Sutikna traces man's ancestry through Liang Bua find
Kurniawan Hari, The Jakarta Post, Jakarta
If Thomas Sutikna had departed the archeological site at Liang Bua, West Flores, East Nusa Tenggara, earlier than scheduled, he may have regretted it for the rest of his life.
For Thomas, an archeologist who had been working on Flores Island with an exploration team since 2001, the remaining two weeks of the project was more than enough to pack his bags and prepare to leave.
Fortunately, Thomas was the field coordinator of the team, which meant he had to stay and continue the excavation with others of the team until the final day.
"When we discovered (Flores Man), we were just about to wrap up the dig," Thomas said during a recent teleconference with journalists facilitated by National Geographic Channel Asia.
By that time, he said, Australian researchers and Indonesian archeologist Soejono -- the head researchers -- had left for home the day the fossils were uncovered in September 2004.
It was fellow archeologist Wahyu Saptomo who first uncovered the fossil, which was so fragile that the discovery team had to allow them to harden for days before handling them.
Given the smallness of its structure, at first the archeologists assumed the fossil was the fossilized bones of a child. To Thomas' surprise, a quick study of its dental structure revealed that the tiny bones was that of an adult.
"We knew it was an important discovery, but we had no idea it would provoke discourse and open new chapters of knowledge in archeology," he said.
The fossils were discovered at a depth of 5.9 meters, and were the bones of an adult of a hitherto unknown species of humans that had lived alongside Homo sapiens.
The average height of a full-grown adult of the species is approximately one meter tall and lived about 18,000 years ago.
Because of its small stature, the archeologists nicknamed it "the Hobbit" after the man-like creatures in the Lord of the Rings.
Some archeologists predicted the Flores Man, Homo floresiensis, was a species of Homo erectus -- which lived on Java 1.6 million years ago -- that had evolved into dwarfs in adaptation with their surroundings.
This notion has some proof with the finding of dwarf elephants, the Stegodon -- an elephant the size of a pony.
Thomas added that the Homo floresiensis and Stegodon fossil findings in a single cave at Liang Bua seemed to indicate the possibility that the Flores Man had brought the Stegodon home from a hunt.
The finding has raised some debate among archeologists. For example, what is surprising is how the species reached Flores, which is separated from mainland Java by open water. Building a craft for traveling over water is thought to be beyond the intellectual capacity of the older Homo erectus.

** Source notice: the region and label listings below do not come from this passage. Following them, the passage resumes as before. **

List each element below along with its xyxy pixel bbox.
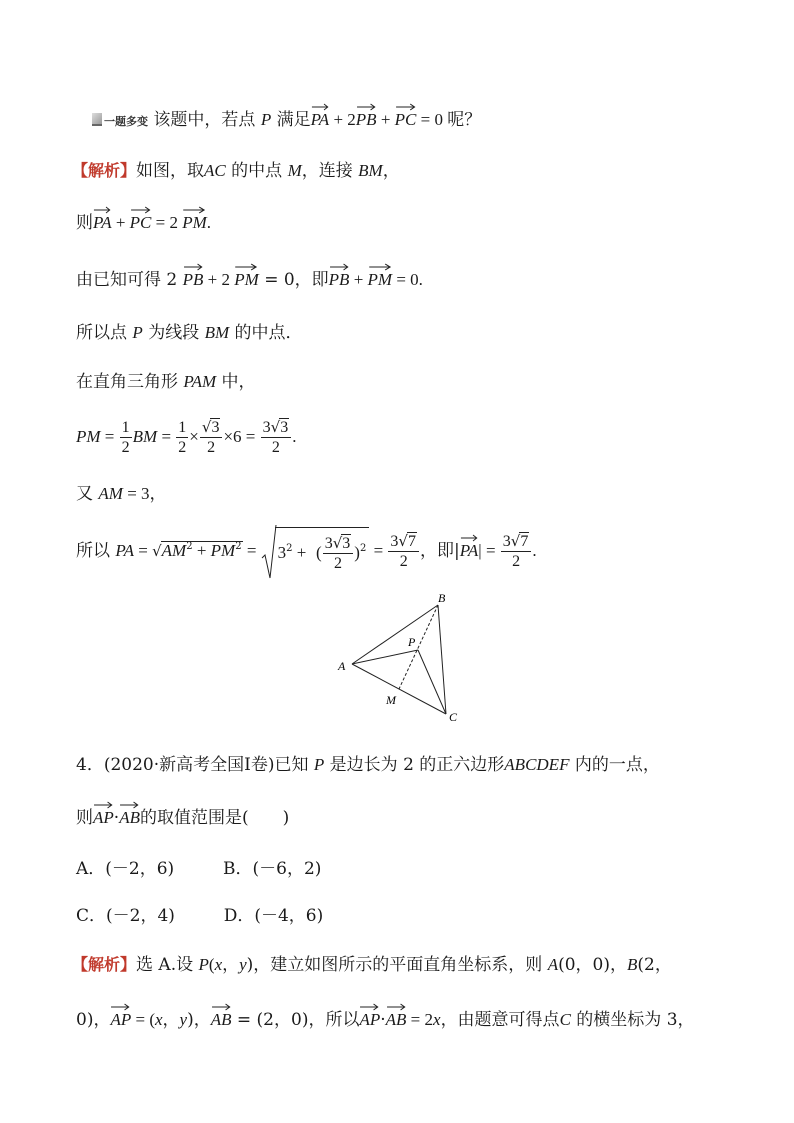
vector-ab: AB	[386, 1002, 407, 1028]
vector-ap: AP	[359, 1002, 380, 1028]
options-row-2	[76, 903, 323, 929]
vector-ap: AP	[110, 1002, 131, 1028]
pm-formula: PM = $\frac{1}{2}$ BM = $\frac{1}{2}$ × $\frac{√3}{2}$ ×6 = $\frac{3√3}{2}$ .	[76, 418, 297, 456]
badge-mark-icon	[92, 113, 102, 126]
option-a[interactable]: A．(－2，6)	[76, 859, 175, 879]
solution-line-4: 所以点 P 为线段 BM 的中点．	[76, 323, 303, 343]
vector-pb: PB	[329, 262, 350, 288]
question-4-line-2: 则 AP· AB的取值范围是( )	[76, 800, 289, 831]
label-a: A	[338, 659, 346, 673]
vector-pa: PA	[460, 533, 479, 559]
label-m: M	[386, 693, 396, 707]
options-row-1	[76, 856, 321, 882]
solution-line-2: 则 PA + PC = 2 PM.	[76, 205, 211, 236]
label-p: P	[408, 635, 416, 649]
variant-badge: 一题多变	[92, 109, 148, 135]
solution-line-5: 在直角三角形 PAM 中，	[76, 372, 256, 392]
big-radical: $3^2$ + ( $\frac{3√3}{2}$ )$^2$	[261, 523, 370, 581]
vector-pa: PA	[93, 205, 112, 231]
vector-pm: PM	[234, 262, 259, 288]
vector-pm: PM	[182, 205, 207, 231]
vector-pm: PM	[368, 262, 393, 288]
option-b[interactable]: B．(－6，2)	[223, 859, 322, 879]
pa-formula: 所以 PA = $√AM^2 + PM^2 = 3^2$ + ( $\frac{3√3}{2}$ )$^2$ = $\frac{3√7}{2}$ ，即| PA| = $\frac{3√7}{2}$ .	[76, 522, 537, 580]
solution-tag: 【解析】	[72, 955, 137, 974]
solution-line-3: 由已知可得 2 PB + 2 PM = 0，即 PB + PM = 0.	[76, 262, 423, 293]
solution-2-line-2: 0)， AP = (x，y)， AB = (2，0)，所以 AP· AB = 2x，由题意可得点C 的横坐标为 3，	[76, 1002, 695, 1033]
vector-pc: PC	[130, 205, 152, 231]
vector-ab: AB	[119, 800, 140, 826]
question-4-line-1: 4．(2020·新高考全国Ⅰ卷)已知 P 是边长为 2 的正六边形ABCDEF 内的一点，	[76, 755, 660, 775]
variant-question: 一题多变 该题中，若点 P 满足 PA + 2 PB + PC = 0 呢？	[92, 102, 481, 135]
solution-line-1: 【解析】如图，取AC 的中点 M，连接 BM，	[72, 161, 400, 181]
option-c[interactable]: C．(－2，4)	[76, 906, 175, 926]
vector-ap: AP	[93, 800, 114, 826]
vector-ab: AB	[211, 1002, 232, 1028]
vector-pa: PA	[311, 102, 330, 128]
vector-pc: PC	[395, 102, 417, 128]
option-d[interactable]: D．(－4，6)	[223, 906, 324, 926]
label-c: C	[449, 710, 458, 724]
solution-tag: 【解析】	[72, 161, 137, 180]
vector-pb: PB	[356, 102, 377, 128]
solution-line-7: 又 AM = 3，	[76, 484, 167, 504]
triangle-figure	[330, 590, 470, 735]
vector-pb: PB	[183, 262, 204, 288]
solution-2-line-1: 【解析】选 A.设 P(x，y)，建立如图所示的平面直角坐标系，则 A(0，0)，B(2，	[72, 955, 672, 975]
label-b: B	[438, 591, 446, 605]
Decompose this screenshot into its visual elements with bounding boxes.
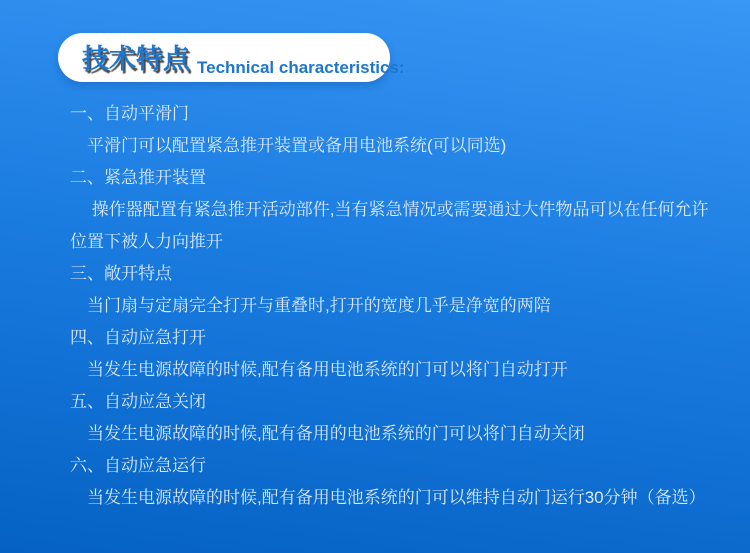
feature-line: 二、紧急推开装置	[70, 168, 206, 187]
feature-line: 六、自动应急运行	[70, 456, 206, 475]
feature-line: 位置下被人力向推开	[70, 232, 223, 251]
banner-title-en: Technical characteristics:	[197, 58, 405, 77]
feature-line: 三、敞开特点	[70, 264, 172, 283]
feature-line: 操作器配置有紧急推开活动部件,当有紧急情况或需要通过大件物品可以在任何允许	[70, 200, 709, 219]
title-banner	[58, 33, 405, 82]
feature-line: 四、自动应急打开	[70, 328, 206, 347]
feature-line: 一、自动平滑门	[70, 104, 189, 123]
feature-line: 五、自动应急关闭	[70, 392, 206, 411]
feature-list	[70, 98, 742, 514]
feature-line: 当发生电源故障的时候,配有备用电池系统的门可以将门自动打开	[70, 360, 568, 379]
feature-line: 当门扇与定扇完全打开与重叠时,打开的宽度几乎是净宽的两陪	[70, 296, 551, 315]
feature-line: 平滑门可以配置紧急推开装置或备用电池系统(可以同选)	[70, 136, 507, 155]
feature-line: 当发生电源故障的时候,配有备用的电池系统的门可以将门自动关闭	[70, 424, 585, 443]
banner-title-cn: 技术特点	[82, 44, 190, 74]
feature-line: 当发生电源故障的时候,配有备用电池系统的门可以维持自动门运行30分钟（备选）	[70, 488, 706, 507]
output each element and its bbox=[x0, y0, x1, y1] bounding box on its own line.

The excavation carried out by Thomas and his team was a continuation of similar research conducted by Theodor Verhoeven in the 1960s and Soejono from 1978 to 1989 at the same Liang Bua site. Verhoeven was a pastor and part-time archeologist, and once found an artifact in the area, where a seminary compound had stood.
Archeologists favored Liang Bua, one of several limestone caves on Flores, because the geologic layers extended over a long period of time.
The research team from Australia's University of New England consists of Mike Morwood, associate professor of archeology at the University of New England, Peter Brown, Soejono, Thomas and Wahyu, along with 35 assistants recruited from the local community.
Thomas said his team would resume excavation in June and hoped to uncover more findings.
The discovery of Homo floresiensis and modern humans' ancestral lineage is featured in the first issue of National Geographic Indonesia.